The school was visualized as an ideal combination of school, auditorium, parish hall and cafeteria. Today, its extensive plant includes nine classrooms, three resource rooms, a computer lab, a library, administrative offices, a faculty room, an auditorium and stage, a special education room, an extended care area, parish and school kitchens and a gym.
In the archdiocese, and nationally, St. Elizabeth is far from alone in facing daunting financial and enrollment challenges.
A decline in the number of U.S. Catholic schools reflects a demographic shift of where Catholics live more than a decline in the demand for Catholic education, the Center for Applied Research in the Apostolate in Washington, D.C., concluded in a 2006 survey.
CARA researchers linked the closure of 339 Catholic schools in the five years before the survey to the dynamic that “Catholic people move, schools don’t.”
The closure of two Catholic schools in the Archdiocese of Minneapolis-St.

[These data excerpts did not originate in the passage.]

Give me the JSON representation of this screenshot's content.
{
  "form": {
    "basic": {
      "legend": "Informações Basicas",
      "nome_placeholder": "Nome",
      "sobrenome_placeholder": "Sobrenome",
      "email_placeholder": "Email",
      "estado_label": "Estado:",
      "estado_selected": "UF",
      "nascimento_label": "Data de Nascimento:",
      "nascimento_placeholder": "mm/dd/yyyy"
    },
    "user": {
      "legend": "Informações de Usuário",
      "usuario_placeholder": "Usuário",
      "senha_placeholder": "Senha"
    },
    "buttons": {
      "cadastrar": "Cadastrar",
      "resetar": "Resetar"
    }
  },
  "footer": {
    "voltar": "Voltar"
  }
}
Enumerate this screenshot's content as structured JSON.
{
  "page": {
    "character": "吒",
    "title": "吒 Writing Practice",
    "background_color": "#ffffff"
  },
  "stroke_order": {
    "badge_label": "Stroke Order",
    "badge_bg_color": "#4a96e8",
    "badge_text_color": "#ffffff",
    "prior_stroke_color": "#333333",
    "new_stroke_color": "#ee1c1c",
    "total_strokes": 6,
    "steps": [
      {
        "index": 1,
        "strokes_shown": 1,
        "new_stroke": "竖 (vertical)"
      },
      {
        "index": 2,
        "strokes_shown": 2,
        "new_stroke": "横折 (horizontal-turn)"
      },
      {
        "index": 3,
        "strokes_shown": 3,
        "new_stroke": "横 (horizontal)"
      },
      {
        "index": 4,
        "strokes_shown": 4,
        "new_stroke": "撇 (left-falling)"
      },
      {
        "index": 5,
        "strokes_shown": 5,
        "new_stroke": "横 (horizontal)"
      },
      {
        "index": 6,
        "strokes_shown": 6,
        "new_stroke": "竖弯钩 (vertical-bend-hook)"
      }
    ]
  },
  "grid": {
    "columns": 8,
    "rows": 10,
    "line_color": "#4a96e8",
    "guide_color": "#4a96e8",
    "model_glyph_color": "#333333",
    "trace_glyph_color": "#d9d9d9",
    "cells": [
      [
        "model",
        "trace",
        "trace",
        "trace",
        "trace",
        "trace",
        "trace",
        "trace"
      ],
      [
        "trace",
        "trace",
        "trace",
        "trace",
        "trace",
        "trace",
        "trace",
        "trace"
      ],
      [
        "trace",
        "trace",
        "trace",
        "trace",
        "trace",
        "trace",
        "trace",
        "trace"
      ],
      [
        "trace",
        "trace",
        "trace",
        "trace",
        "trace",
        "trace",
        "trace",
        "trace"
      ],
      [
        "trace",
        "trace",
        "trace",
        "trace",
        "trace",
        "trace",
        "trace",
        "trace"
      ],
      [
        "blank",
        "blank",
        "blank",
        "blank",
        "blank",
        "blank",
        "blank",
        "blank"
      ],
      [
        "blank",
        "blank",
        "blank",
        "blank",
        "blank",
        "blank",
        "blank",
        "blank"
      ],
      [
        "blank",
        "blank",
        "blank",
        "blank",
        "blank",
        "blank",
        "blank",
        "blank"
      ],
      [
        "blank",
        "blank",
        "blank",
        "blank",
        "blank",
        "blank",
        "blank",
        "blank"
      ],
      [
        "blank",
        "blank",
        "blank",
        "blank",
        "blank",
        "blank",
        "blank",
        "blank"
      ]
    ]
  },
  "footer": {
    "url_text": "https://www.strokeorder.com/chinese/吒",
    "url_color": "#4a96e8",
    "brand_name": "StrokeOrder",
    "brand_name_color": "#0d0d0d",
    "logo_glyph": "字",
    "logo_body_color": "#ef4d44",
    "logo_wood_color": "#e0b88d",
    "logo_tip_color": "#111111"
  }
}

Paul, announced last month, illustrated the trend. School officials cited low enrollment and rising debt. One school faced a dramatic change in neighborhood demographics, with a resulting drop in enrollment and donations and a rise in financial need.
In the Archdiocese of San Francisco, a 2009 consultant’s draft report for the Department of Catholic Schools put it this way: “A great concern for all schools is the declining presence of the middle class, heretofore the ‘backbone’ of the Catholic School.”
K-12 enrollment in in the archdiocesan schools was 25,186 in September, down 1,836 from five years earlier.
K-8 enrollment in Catholic elementary schools within the Archdiocese of San Francisco fell by 361 students from September 2008 to September 2009, a drop of more than 2 percent in the midst of a severe recession. Nonetheless, this percentage drop in the number of students was less than that seen in other northern California dioceses. A number of other archdiocesan K-8 schools have enrollment below 200, but many have resources that St. Elizabeth lacks.
“Because a school is under 200 doesn’t mean it’s vulnerable to close,” Huntington said. “There are a whole bunch of other factors that contributed to St. Elizabeth that aren’t factors at other schools.
“Why would you close a school that was able to manage on its own?”
By Rick DelVecchio
From March 5, 2010 issue of Catholic San Francisco.